Aku tidak begitu paham dengan jalan pikir Brama, tapi perkataan dia tadi membuatku yakin seolah dia adalah penyihir yang membuat aku selalu patuh terhadap jalan pikirnya. Kami berjalan sangat jauh. Satu jam yang kami habiskan untuk menjemput tujuan yang telah disepakati sebelumnya. Rusa. Selama perjalanan aku tidak pernah takut, aku selalu percaya kepadaNya bahwa Dia yang telah mengutus seorang ksatria untuk menjagaku saat ini. Brama.

“Hari ini satu rusa sudah cukup”

“Kita kembali ke desa?”

“Iya, karena sekarang sore akan datang”

“Baiklah” Aku menerima sebuah panah yang Brama berikan di tangan kananku. Dia mengambil dan menaruh seekor rusa tak bernyawa di atas bahu kanannya. Kami menuju rumah.
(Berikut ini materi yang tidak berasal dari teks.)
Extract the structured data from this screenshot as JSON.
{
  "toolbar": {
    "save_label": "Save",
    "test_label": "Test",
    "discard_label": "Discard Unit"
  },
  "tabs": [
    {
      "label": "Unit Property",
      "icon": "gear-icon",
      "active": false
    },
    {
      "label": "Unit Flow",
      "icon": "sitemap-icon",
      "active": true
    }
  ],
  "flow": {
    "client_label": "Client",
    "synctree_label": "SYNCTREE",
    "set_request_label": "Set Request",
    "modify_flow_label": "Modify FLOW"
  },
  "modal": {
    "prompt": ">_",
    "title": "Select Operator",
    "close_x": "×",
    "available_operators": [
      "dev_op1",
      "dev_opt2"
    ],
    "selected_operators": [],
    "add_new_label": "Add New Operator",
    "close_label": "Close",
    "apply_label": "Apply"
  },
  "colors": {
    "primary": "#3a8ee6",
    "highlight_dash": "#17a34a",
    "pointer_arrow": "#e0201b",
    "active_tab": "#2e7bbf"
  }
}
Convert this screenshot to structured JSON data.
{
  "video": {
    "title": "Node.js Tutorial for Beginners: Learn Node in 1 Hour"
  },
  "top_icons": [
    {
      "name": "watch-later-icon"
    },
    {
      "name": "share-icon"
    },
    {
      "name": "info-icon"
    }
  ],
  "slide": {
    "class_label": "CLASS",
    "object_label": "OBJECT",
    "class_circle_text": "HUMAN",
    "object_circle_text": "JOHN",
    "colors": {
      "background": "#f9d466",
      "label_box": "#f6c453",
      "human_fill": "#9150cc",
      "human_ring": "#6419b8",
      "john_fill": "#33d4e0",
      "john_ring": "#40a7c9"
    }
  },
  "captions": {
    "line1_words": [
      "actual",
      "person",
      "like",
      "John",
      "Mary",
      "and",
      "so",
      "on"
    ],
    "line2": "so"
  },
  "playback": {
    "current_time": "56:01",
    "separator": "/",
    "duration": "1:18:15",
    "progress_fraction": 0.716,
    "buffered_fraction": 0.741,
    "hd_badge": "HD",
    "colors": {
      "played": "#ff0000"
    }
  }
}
Desa kami.

“Kamu tidak merasa lelah?” Brama bertanya kepadaku di perjalanan ini.

“Tidak”

“Perjalanan ini lumayan jauh, kita juga harus memutari hutan, kenapa kamu tidak lelah?”

“Jauh atau tidak itu hanya sebuah ukuran, jika itu sebuah tujuan kenapa harus menjadi alasan?” Aku mengulang jawaban Brama. Sama persis.

Brama merespon biasa jawabanku tadi. Sore telah datang. Sebenarnya aku merasa lelah, tapi aku tidak mau beralasan. Kami telah sampai di desa.

Aku mengenang apa yang telah aku lakukan siang tadi di malam ini. Aku sangat bahagia bisa menemani Brama berburu rusa. Mungkin aku hanyalah beban, tapi itu tidak aku pedulikan. Aku merasa kasihan terhadap Brama, malam ini ayahnya marah besar. Brama ketahuan tidak membayar SPP kuliahnya.